Recall that some positive definite matrix $A = U^T \Lambda U \in \Real^{n \times n}$ where $U$ is a unitary matrix of eigenvectors and $\Lambda$ is a diagonal matrix with positive eigenvalues. Recall as well that for a matrix 2-norm, $\norm{B} = \sqrt{\lambda_{max}(B^T B)}$ for some matrix $B$. With that, we can proceed with the proof.

\begin{align*}
\norm{ I – s A } &= \norm{U^T U – s U^T \Lambda U} \\
&= \norm{U^T \left(I – s \Lambda \right)U} \\
&\leq \norm{U^T} \norm{I – s \Lambda} \norm{U} \\
&= \norm{I – s \Lambda} \\
&= \sqrt{\max \lbrace (1 – s \lambda_1)^2, \cdots, (1 – s \lambda_n)^2\rbrace} \\
&= \max \lbrace |1 – s \lambda_1|, |1 – s \lambda_2|\cdots, |1 – s \lambda_n|\rbrace \\
&= \max \lbrace |1 – s \lambda_{min}(A)|, |1 – s \lambda_{max}(A)|\rbrace
\end{align*}

### Proof of main result

Our goal in this proof is to arrive at the end result by arriving at statements that allow us to benefit from Lemma 1 and Lemma 2. With that said, we can proceed with this proof as follows:

\begin{align*}
\norm{x_{k+1} – x^*} &= \norm{\left(x_k – x^*\right) – s \left(\nabla f(x_k) + \epsilon_k\right)} \\
&= \norm{\left(x_k – x^*\right) – s \left(Q \left(x_k – x^*\right) + \epsilon_k\right)} \\
&= \norm{\left(I – s Q\right)\left(x_k – x^*\right) – s \epsilon_k } \\
&\leq \norm{\left(I – s Q\right)\left(x_k – x^*\right)} + s \norm{\epsilon_k} \\
&\leq \norm{ I – s Q }\norm{ x_k – x^* } + s \delta \\
&\leq \max\lbrace |1 – s \lambda_{max}(Q)|,|1 – s \lambda_{min}(Q)|\rbrace \norm{ x_k – x^* } + s \delta \\
&= q \norm{ x_k – x^* } + s \delta \\
\end{align*}

Since we assume we choose $s$ to be small enough such that $q < 1$, we can use Lemma 1 to further show that \begin{align*} \norm{x_{k+1} - x^*} &\leq q \norm{ x_k - x^* } + s \delta \\ &\leq \frac{s \delta}{1-q} + q^{k+1} \norm{ x_{0} - x^* } \end{align*} Thus showing the result we hope for!

### Numerical Results

I thought it could be cool to do a numerical experiment to see how the bound compares to the convergence in practice.
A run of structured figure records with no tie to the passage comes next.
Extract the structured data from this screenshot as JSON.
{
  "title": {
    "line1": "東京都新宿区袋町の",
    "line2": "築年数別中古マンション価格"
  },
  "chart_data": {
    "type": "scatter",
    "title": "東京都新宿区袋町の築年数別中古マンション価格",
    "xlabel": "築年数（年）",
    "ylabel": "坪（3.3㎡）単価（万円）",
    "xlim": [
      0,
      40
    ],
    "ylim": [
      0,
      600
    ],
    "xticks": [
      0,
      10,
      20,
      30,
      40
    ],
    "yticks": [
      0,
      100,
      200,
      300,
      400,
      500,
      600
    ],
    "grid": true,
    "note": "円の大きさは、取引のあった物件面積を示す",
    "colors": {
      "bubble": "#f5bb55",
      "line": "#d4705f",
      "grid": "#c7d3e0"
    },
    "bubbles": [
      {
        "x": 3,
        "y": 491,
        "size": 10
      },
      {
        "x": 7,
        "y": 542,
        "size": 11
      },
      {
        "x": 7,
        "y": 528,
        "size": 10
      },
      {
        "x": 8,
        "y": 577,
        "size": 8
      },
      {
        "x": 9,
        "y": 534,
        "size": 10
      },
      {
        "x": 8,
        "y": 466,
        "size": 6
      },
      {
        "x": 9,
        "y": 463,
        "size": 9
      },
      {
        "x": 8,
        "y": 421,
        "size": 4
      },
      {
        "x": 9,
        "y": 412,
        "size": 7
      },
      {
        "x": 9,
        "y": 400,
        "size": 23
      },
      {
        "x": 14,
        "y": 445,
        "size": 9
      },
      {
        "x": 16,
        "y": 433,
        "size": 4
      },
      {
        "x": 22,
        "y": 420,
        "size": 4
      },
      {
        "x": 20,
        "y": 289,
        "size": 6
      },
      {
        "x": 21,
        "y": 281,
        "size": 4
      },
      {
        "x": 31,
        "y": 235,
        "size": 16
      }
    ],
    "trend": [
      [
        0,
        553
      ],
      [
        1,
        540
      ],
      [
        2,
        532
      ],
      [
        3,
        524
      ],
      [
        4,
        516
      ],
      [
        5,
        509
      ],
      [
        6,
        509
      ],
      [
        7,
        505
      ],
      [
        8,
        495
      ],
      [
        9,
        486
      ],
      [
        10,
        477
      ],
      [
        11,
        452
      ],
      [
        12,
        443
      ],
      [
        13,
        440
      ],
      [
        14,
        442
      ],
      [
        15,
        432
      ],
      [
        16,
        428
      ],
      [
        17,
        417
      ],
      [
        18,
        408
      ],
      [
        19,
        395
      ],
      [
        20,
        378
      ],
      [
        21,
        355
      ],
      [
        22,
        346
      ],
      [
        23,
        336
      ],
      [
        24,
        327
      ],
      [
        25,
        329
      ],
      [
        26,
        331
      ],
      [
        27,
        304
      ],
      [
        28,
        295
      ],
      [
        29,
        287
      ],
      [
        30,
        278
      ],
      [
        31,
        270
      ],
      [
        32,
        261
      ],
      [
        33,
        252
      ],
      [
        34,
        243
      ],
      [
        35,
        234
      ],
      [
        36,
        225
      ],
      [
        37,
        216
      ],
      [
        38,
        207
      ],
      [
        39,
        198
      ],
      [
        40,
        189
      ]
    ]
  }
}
To do this experiment, a noise vector $\epsilon$ was added onto the exact gradient of the quadratic form for a random, positive definite $Q$ such that $\left \lVert \epsilon \right \rVert \leq \delta$ for some $\delta$ that is specified. Multiple sequences were run with different starting random seeds and the plot below is a visualization of the convergence results against the bound. Based on the figure above, it looks like the bound works out nicely! Some observations to note are the following. As $q \rightarrow 1$, the bound term independent of $k$ in the inequality becomes quite large and the convergence of the $q^k$ term to $0$ slows down. This implies that the spectrum of $s Q$ are within a unit ball centered around a value of $1$ and that the extreme values of $s \lambda_{min}$ and $s \lambda_{max}$ are near the boundary of this ball. $q \rightarrow 1$ also means we are approaching a situation where we will diverge as the number of iterations approach infinity, so it makes sense that things would be bounded more and converge more slowly when $q$ is close to $1$.

### Conclusion

In any event, we have seen that if we approximate our gradient in a way that is bounded (say using Finite Differences or mini-batch estimates in Machine Learning), it is possible to bound our convergence error and get a clearer idea of what to expect in terms of run-time, long term accuracy, and potentially more! Thus, this is a pretty neat result and something to keep in mind!